Each and every child, parent and family routine is different, so it’s hard to gauge when is best for a child to dwindle down nap time. Cara Burgener, parent educator at Parents as Teachers and mom of two, says, “We tell parents at PAT [Parents as Teachers] that research says 18 months to 2 years is the typical age to move from two naps to one. If I remember correctly, my daughter did this at 18 months. Her one nap a day did get longer.”

But what happens when nap time no longer exists?!  Dawn B., Olathe mother of one, says that her daughter took naps until around age 5. “It wasn't all that long ago. However, once in a while when she has been very active during a day or we have had a late night coupled with an early morning, I insist on a short afternoon nap. She doesn't generally resist those naps.” 
There are days here and there that my sweet Layla wants to battle me during nap time. She’s currently 3, so I’m not caving quite yet. When asked when she stopped “fighting” for nap time, Dawn B. says, “I never really had serious problems getting Helen to nap, but a few months before age 5, I realized that she was fairly consistently staying up until past 10:00 on days she had had a nap. So I switched her going to bed time to an hour earlier and worked to drop the naps by not insisting on them. She thought having more playtime was pretty cool. She and I had an agreement that as long as she was not a "cranky pants," I would not make her take a nap.” 

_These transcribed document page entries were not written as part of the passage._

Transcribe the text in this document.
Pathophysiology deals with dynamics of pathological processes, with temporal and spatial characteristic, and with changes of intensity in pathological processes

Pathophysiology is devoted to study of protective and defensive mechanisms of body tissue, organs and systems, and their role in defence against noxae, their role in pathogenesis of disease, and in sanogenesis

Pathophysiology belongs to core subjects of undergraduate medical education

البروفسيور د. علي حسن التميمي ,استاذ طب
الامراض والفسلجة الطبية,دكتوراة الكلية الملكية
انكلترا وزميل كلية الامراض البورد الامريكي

Many families establish a quiet time in lieu of naps. Of a quiet time for her daughter, Burgener says it usually runs from 2:00 to 3:00. “I have been teaching her to look for the number 3 on her clock or setting her clock to tell her it is okay to come out. I put toys in her closet to pull out. I gave her a CD player to listen to music and to play books on CD. We also got her a Leapster for special occasions. I also have crafts (chalkboard, crayons and coloring books). I recently got window crayons for her to use on the windows,” she says. “It is helpful to pull out special things sometimes so she has something new and fun to play with.”

So far, we have not come to the dreaded “no more nap” phase, but I plan to instill a “quiet time” into our family routine for everyone to take a break from each other and recharge. My mom ran an in-home daycare during my childhood, and the little ones napped while the bigger kids had a quiet time watching a movie together. Everyone needs a little downtime or break in their day, in my humble opinion.

Even though sleep can be a challenging subject for most parents at some point or another, hang in there. Try to go with the flow while remaining consistent and, if you have any questions, consult your pediatrician for more advice.

Stephanie Loux is active in local moms groups and enjoys being outside with her little monkeys. Originally from Iowa, she now resides in Olathe with her husband, Mike, and children, Layla (3) and Mason (1).